En 2012 à “Rio+20” les Etats s’étaient engagés à se doter d’un tel outil pour protéger la biodiversité marine et ses écosystèmes, sans que la parole ne soit suivie d’effet. Le 21 juillet dernier un petit pas a été fait dans le bon sens. Une résolution de l’ONU a accepté le principe d’une Conférence Internationale sur la gestion de la biodiversité marine, premier pas vers une gouvernance mondiale de l’Océan. On parle ici d’un « accord sur la conservation et l’utilisation durable de la biodiversité au-delà des zones maritimes sous juridiction nationale » (Beyond Biodiversity National Juridiction).

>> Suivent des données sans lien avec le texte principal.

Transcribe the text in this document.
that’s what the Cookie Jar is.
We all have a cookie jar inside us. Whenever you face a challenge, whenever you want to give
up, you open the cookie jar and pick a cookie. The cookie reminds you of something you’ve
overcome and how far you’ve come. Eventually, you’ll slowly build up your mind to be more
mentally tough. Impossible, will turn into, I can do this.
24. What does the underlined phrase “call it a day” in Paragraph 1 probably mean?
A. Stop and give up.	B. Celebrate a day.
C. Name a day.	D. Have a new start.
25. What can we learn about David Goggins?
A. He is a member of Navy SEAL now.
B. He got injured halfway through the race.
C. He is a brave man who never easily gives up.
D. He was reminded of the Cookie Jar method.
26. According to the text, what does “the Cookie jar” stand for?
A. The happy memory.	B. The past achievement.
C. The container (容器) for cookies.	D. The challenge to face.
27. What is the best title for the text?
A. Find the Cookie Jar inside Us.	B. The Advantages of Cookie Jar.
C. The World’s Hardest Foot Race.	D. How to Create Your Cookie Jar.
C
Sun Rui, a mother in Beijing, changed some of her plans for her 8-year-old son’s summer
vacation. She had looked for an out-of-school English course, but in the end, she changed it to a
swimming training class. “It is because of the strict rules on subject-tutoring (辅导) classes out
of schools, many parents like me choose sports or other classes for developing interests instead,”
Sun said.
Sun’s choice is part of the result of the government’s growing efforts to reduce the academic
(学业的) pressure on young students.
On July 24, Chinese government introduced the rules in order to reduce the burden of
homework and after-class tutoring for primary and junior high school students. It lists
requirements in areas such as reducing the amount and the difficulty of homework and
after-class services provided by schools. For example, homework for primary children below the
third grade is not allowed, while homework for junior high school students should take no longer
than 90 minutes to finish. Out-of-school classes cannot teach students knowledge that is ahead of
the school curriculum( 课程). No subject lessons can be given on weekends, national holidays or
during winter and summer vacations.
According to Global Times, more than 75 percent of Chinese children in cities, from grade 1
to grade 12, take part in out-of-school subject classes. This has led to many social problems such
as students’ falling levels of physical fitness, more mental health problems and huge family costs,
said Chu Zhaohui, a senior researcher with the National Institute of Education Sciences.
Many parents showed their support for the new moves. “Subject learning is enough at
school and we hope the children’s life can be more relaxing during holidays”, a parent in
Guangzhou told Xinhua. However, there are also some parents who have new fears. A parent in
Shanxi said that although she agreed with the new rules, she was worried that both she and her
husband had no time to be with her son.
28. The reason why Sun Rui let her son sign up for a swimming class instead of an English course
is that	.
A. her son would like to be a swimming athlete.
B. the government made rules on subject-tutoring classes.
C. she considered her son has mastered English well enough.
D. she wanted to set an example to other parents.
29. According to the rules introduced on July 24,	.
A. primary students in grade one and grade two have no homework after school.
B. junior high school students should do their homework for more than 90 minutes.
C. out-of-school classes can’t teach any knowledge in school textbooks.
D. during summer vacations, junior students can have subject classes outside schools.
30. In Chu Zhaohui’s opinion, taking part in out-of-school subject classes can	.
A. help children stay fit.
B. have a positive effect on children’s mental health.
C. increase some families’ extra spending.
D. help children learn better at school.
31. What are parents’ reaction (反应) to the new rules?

L’ambassadeur brésilien Carlos Duarte a bataillé dur pour y arriver. Les USA, la Russie, le Japon et l’Islande ne sont pas chauds pour cela ; même les pays de l’UE ont du mal a accepter que l’océan soit considéré comme un “bien commun”. La résolution, qui prévoit une conférence mais pas de date ni de dispositif pour limiter la pêche hauturière sera transmise en septembre à l’Assemblée Générale pour signature.

Un traité international pourrait alors être négocié, 35 ans après la Convention sur le droit de la mer de Montego Bay. Signée en 1982, celle-ci n’aborde pas ou peu les problèmes liés à l’environnement. Les accords de Montego Bay avaient été négociés durant vingt ans. Les négociations portant sur une gouvernance mondiale des océans veillant au respect de la biodiversité et des écosystèmes marins, avec des contraintes et les fonds nécessaires pour les faire respecter, risquent d'être très longues avant d'aboutir tant les gouvernements ont peur de perdre les voix des quelques centaines de millions d'électeurs qui vivent aujourd'hui tant bien que mal de la mise à sac des océans. 

Il y a néanmoins une urgence pour la planète et l'humanité à voir au-delà de la prochaine élection : plus du tiers de l'humanité dépend aujourd'hui directement de l'océan pour sa nourriture. A court terme, quand le dernier poisson aura été pêché, les famines et les guerres deviendront inévitables. Les problèmes d'enrichissement des armateurs de chalutiers seront dès lors relégués au niveau des livres d'histoire, les gens ayant bien d'autres chats à fouetter.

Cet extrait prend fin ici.